There are several industries in which energy is consumed intensively. They include steel, cement and paper, along with, obviously, all forms of transportation. But note that these industries are energy intensive. They are not necessarily fossil fuel energy intensive. If we succeed, through the Green New Deal, in increasing the efficiency at which these industries consume energy and we also deliver abundant supplies of clean renewable energy, then the problems of dealing with energy-intensive industries can be solved. It’s true that there will be some specific areas which will present more difficult challenges. For example, some parts of steel production rely on furnaces that are operating at very high temperatures. Reaching these high temperatures are, to date, difficult to achieve through electricity as opposed to burning coal in a furnace. This problem will need to be solved over time. One likely solution could be to rely on laser technology through which the required high temperatures can be reached with electricity, with the electricity, in turn, being produced through renewable energy.
For the first time, 62 percent of all renewable energy sources produced energy at lower costs than the cheapest sources of fossil fuel energy.
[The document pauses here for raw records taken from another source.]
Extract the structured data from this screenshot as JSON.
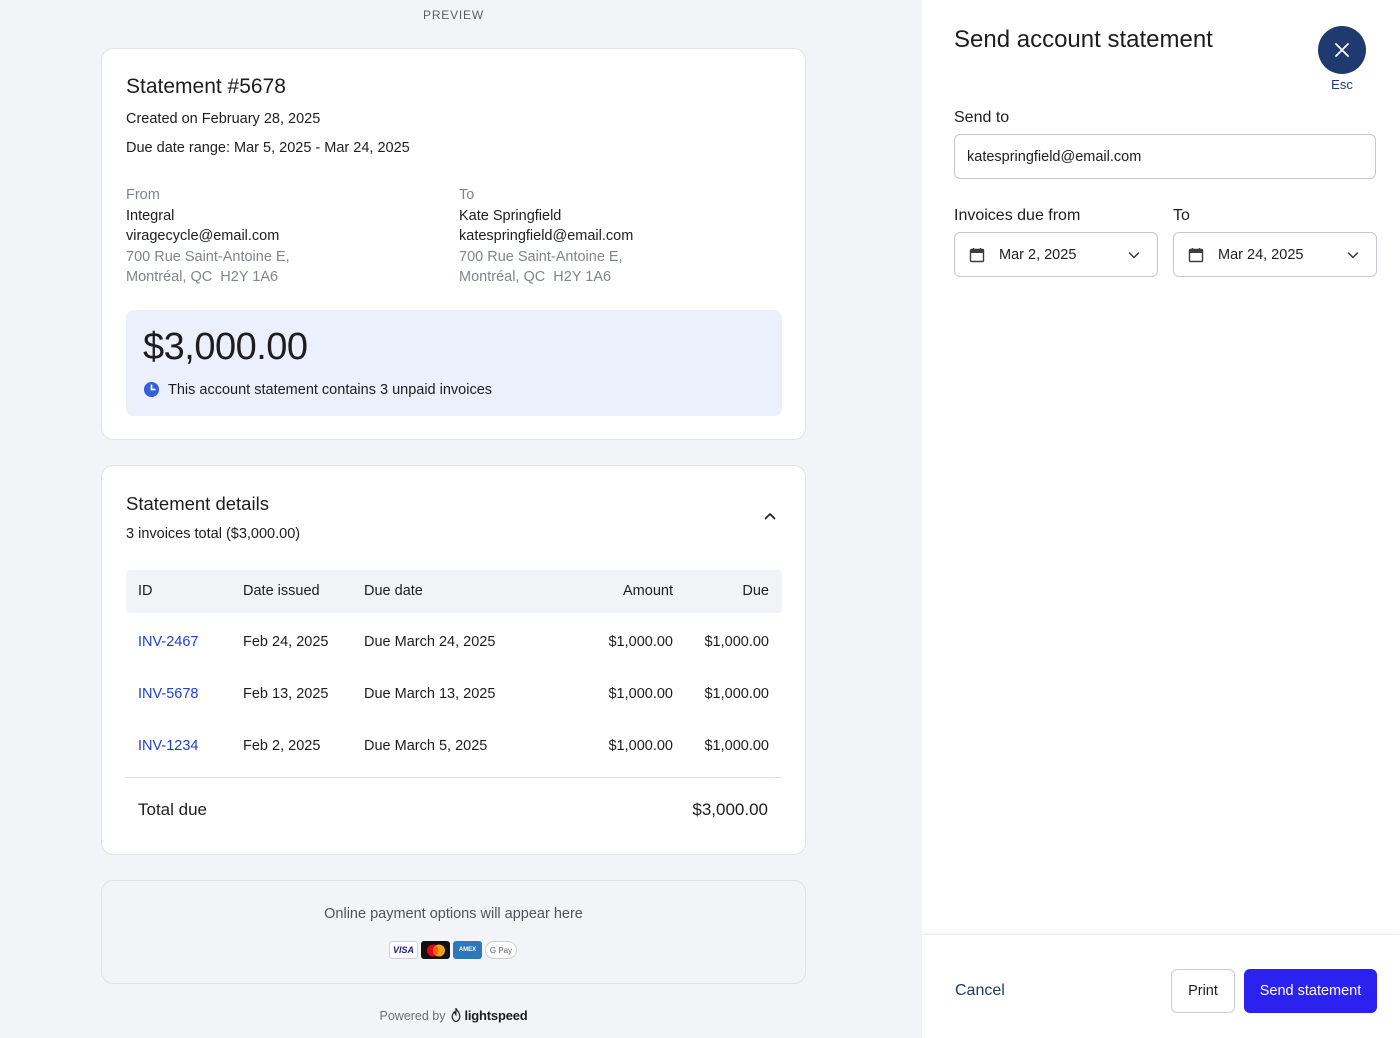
{
  "preview": {
    "label": "PREVIEW",
    "statement": {
      "title": "Statement #5678",
      "created": "Created on February 28, 2025",
      "due_range": "Due date range: Mar 5, 2025 - Mar 24, 2025",
      "from": {
        "heading": "From",
        "name": "Integral",
        "email": "viragecycle@email.com",
        "address_line1": "700 Rue Saint-Antoine E,",
        "address_line2": "Montréal, QC  H2Y 1A6"
      },
      "to": {
        "heading": "To",
        "name": "Kate Springfield",
        "email": "katespringfield@email.com",
        "address_line1": "700 Rue Saint-Antoine E,",
        "address_line2": "Montréal, QC  H2Y 1A6"
      },
      "amount": "$3,000.00",
      "amount_note": "This account statement contains 3 unpaid invoices"
    },
    "details": {
      "title": "Statement details",
      "subtitle": "3 invoices total ($3,000.00)",
      "columns": [
        "ID",
        "Date issued",
        "Due date",
        "Amount",
        "Due"
      ],
      "rows": [
        {
          "id": "INV-2467",
          "issued": "Feb 24, 2025",
          "due_date": "Due March 24, 2025",
          "amount": "$1,000.00",
          "due": "$1,000.00"
        },
        {
          "id": "INV-5678",
          "issued": "Feb 13, 2025",
          "due_date": "Due March 13, 2025",
          "amount": "$1,000.00",
          "due": "$1,000.00"
        },
        {
          "id": "INV-1234",
          "issued": "Feb 2, 2025",
          "due_date": "Due March 5, 2025",
          "amount": "$1,000.00",
          "due": "$1,000.00"
        }
      ],
      "total_label": "Total due",
      "total_value": "$3,000.00"
    },
    "payment": {
      "text": "Online payment options will appear here",
      "logos": [
        "VISA",
        "mastercard",
        "AMEX",
        "G Pay"
      ]
    },
    "powered_by": "Powered by",
    "brand": "lightspeed"
  },
  "panel": {
    "title": "Send account statement",
    "close_hint": "Esc",
    "send_to_label": "Send to",
    "send_to_value": "katespringfield@email.com",
    "from_label": "Invoices due from",
    "to_label": "To",
    "from_date": "Mar 2, 2025",
    "to_date": "Mar 24, 2025",
    "cancel": "Cancel",
    "print": "Print",
    "send": "Send statement"
  },
  "colors": {
    "accent": "#2b22f0",
    "navy": "#1e3a6e",
    "link": "#1f3fcf",
    "highlight_bg": "#ebf0fc"
  },
  "icons": [
    "clock-icon",
    "chevron-up-icon",
    "close-icon",
    "calendar-icon",
    "chevron-down-icon",
    "lightspeed-flame-icon"
  ]
}
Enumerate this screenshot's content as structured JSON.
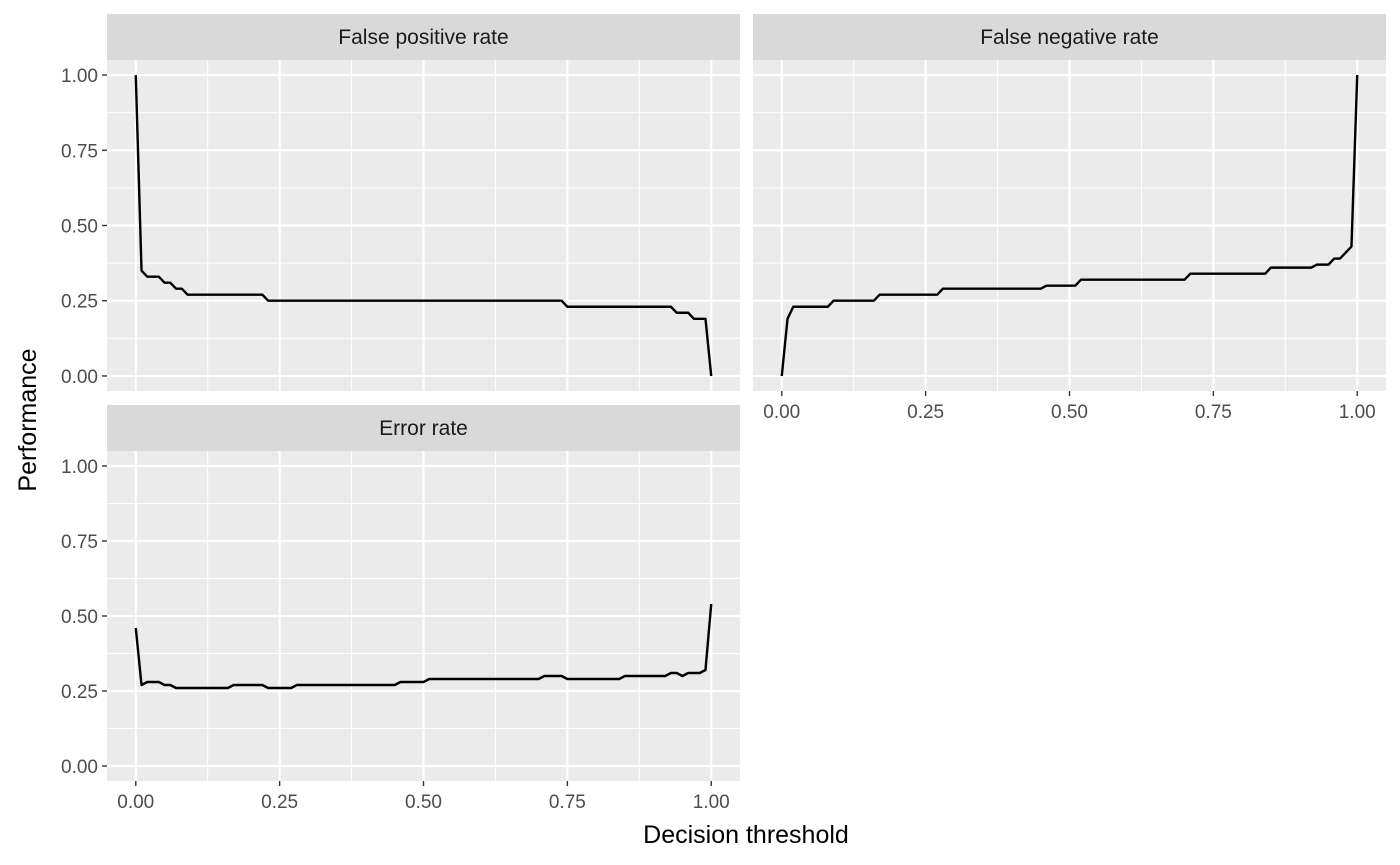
{
  "chart_data": {
    "type": "line",
    "layout": "facet_wrap",
    "xlabel": "Decision threshold",
    "ylabel": "Performance",
    "xlim": [
      0,
      1
    ],
    "ylim": [
      0,
      1
    ],
    "x_ticks": [
      0,
      0.25,
      0.5,
      0.75,
      1
    ],
    "x_tick_labels": [
      "0.00",
      "0.25",
      "0.50",
      "0.75",
      "1.00"
    ],
    "y_ticks": [
      0,
      0.25,
      0.5,
      0.75,
      1
    ],
    "y_tick_labels": [
      "0.00",
      "0.25",
      "0.50",
      "0.75",
      "1.00"
    ],
    "grid": true,
    "line_color": "#000000",
    "panel_background": "#ebebeb",
    "strip_background": "#d9d9d9",
    "panels": [
      {
        "title": "False positive rate",
        "x": [
          0,
          0.01,
          0.02,
          0.04,
          0.05,
          0.06,
          0.07,
          0.08,
          0.09,
          0.22,
          0.23,
          0.74,
          0.75,
          0.93,
          0.94,
          0.96,
          0.97,
          0.98,
          0.99,
          1.0
        ],
        "y": [
          1.0,
          0.35,
          0.33,
          0.33,
          0.31,
          0.31,
          0.29,
          0.29,
          0.27,
          0.27,
          0.25,
          0.25,
          0.23,
          0.23,
          0.21,
          0.21,
          0.19,
          0.19,
          0.19,
          0.0
        ]
      },
      {
        "title": "False negative rate",
        "x": [
          0,
          0.01,
          0.02,
          0.08,
          0.09,
          0.16,
          0.17,
          0.27,
          0.28,
          0.45,
          0.46,
          0.51,
          0.52,
          0.7,
          0.71,
          0.84,
          0.85,
          0.92,
          0.93,
          0.95,
          0.96,
          0.97,
          0.99,
          1.0
        ],
        "y": [
          0.0,
          0.19,
          0.23,
          0.23,
          0.25,
          0.25,
          0.27,
          0.27,
          0.29,
          0.29,
          0.3,
          0.3,
          0.32,
          0.32,
          0.34,
          0.34,
          0.36,
          0.36,
          0.37,
          0.37,
          0.39,
          0.39,
          0.43,
          1.0
        ]
      },
      {
        "title": "Error rate",
        "x": [
          0,
          0.01,
          0.02,
          0.04,
          0.05,
          0.06,
          0.07,
          0.16,
          0.17,
          0.22,
          0.23,
          0.27,
          0.28,
          0.45,
          0.46,
          0.5,
          0.51,
          0.7,
          0.71,
          0.74,
          0.75,
          0.76,
          0.84,
          0.85,
          0.92,
          0.93,
          0.94,
          0.95,
          0.96,
          0.98,
          0.99,
          1.0
        ],
        "y": [
          0.46,
          0.27,
          0.28,
          0.28,
          0.27,
          0.27,
          0.26,
          0.26,
          0.27,
          0.27,
          0.26,
          0.26,
          0.27,
          0.27,
          0.28,
          0.28,
          0.29,
          0.29,
          0.3,
          0.3,
          0.29,
          0.29,
          0.29,
          0.3,
          0.3,
          0.31,
          0.31,
          0.3,
          0.31,
          0.31,
          0.32,
          0.54
        ]
      }
    ]
  }
}
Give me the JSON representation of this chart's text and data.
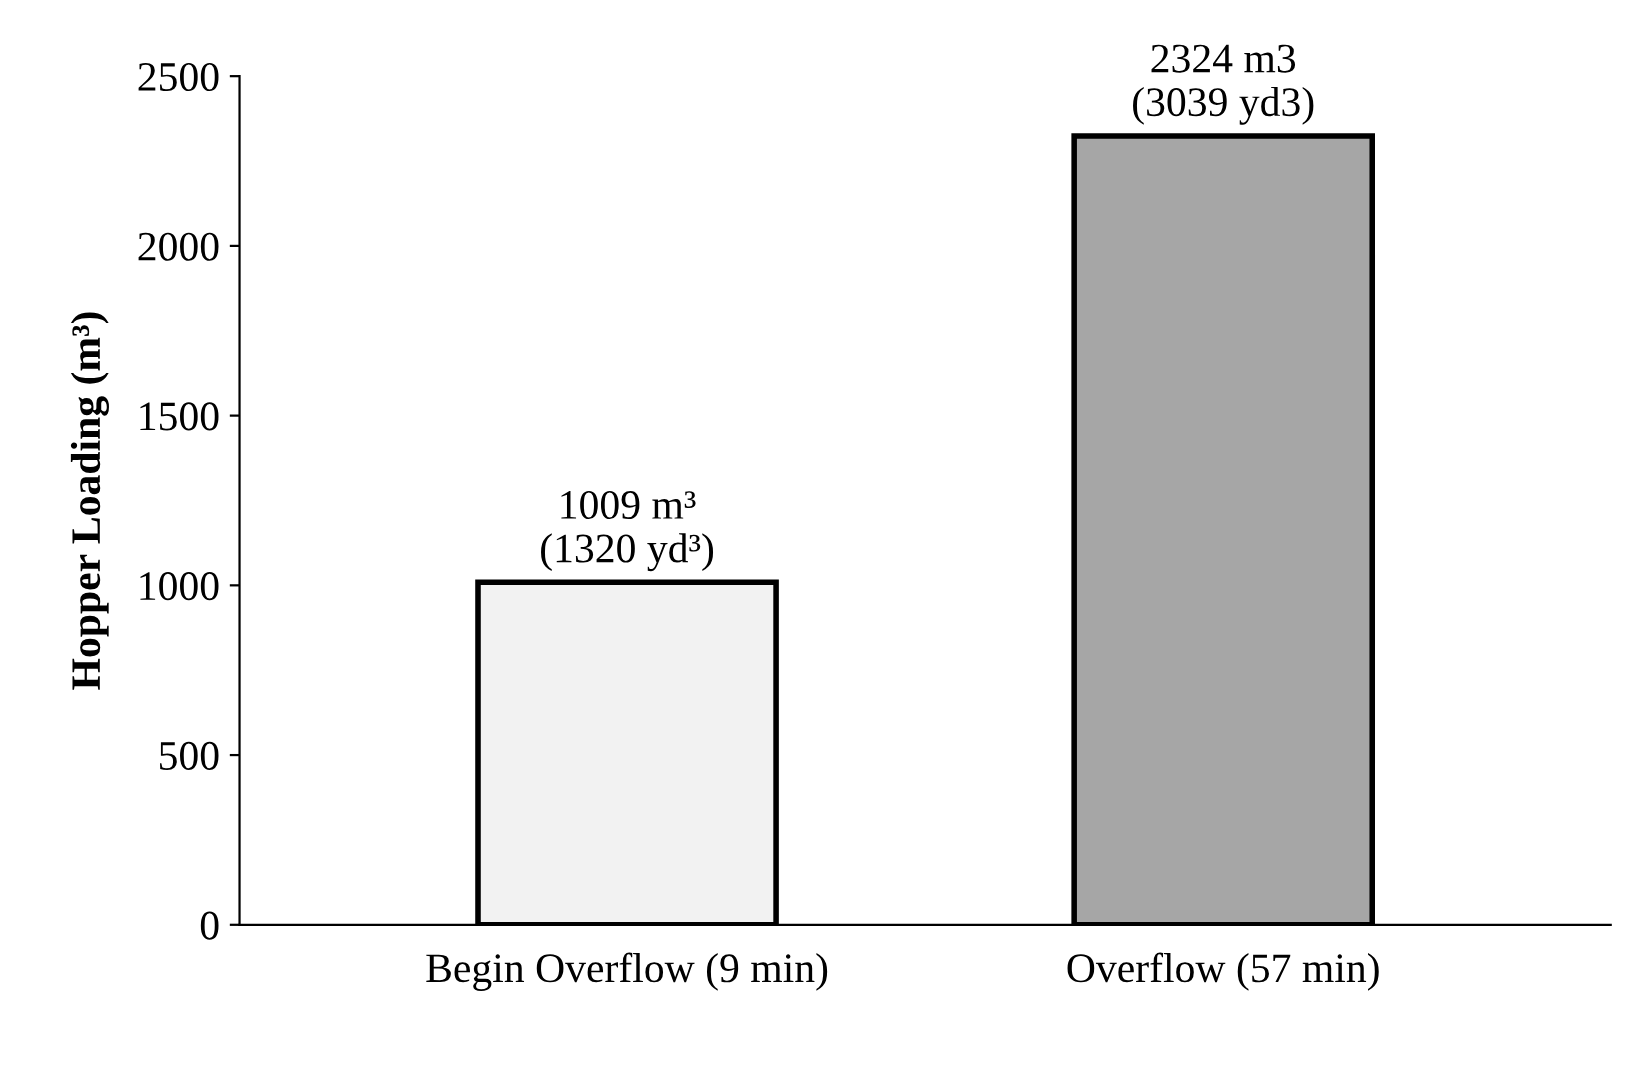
{
  "chart_data": {
    "type": "bar",
    "ylabel": "Hopper Loading (m³)",
    "categories": [
      "Begin Overflow (9 min)",
      "Overflow (57 min)"
    ],
    "values": [
      1009,
      2324
    ],
    "colors": [
      "#f2f2f2",
      "#a6a6a6"
    ],
    "value_labels": [
      "1009 m³\n(1320 yd³)",
      "2324 m3\n(3039 yd3)"
    ],
    "ylim": [
      0,
      2500
    ],
    "yticks": [
      0,
      500,
      1000,
      1500,
      2000,
      2500
    ],
    "grid": false,
    "legend": false
  }
}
Another more difficult area is long-distance aviation. To date, we cannot rely on electric batteries to fly planes across the Atlantic Ocean, for example, as we can to drive cars from New York to California. One likely solution here will be to fuel the planes’ engines with low-emissions liquid bioenergy, such as ethanol produced from agricultural wastes as the raw material. Battery storage capacities are also likely to be improving significantly with more people focusing on solving exactly this problem. Let’s remember that the costs of producing electricity from solar photovoltaic panels have fallen by over 80 percent within the past nine years, and the U.S. Energy Department itself projects further major declines in just the next five years. Moreover, the International Renewable Agency reported just recently that, for the first time, 62 percent of all renewable energy sources produced energy at lower costs than the cheapest sources of fossil fuel energy.
All of this tells me that achieving absolute decoupling is a feasible project within the framework of a global Green New Deal. The Green New Deal, in turn, is, in my view, the only way through which climate stabilization can become fully consistent with expanding decent work opportunities, raising mass living standards and fighting poverty in all regions of the world.
This interview has been lightly edited for clarity.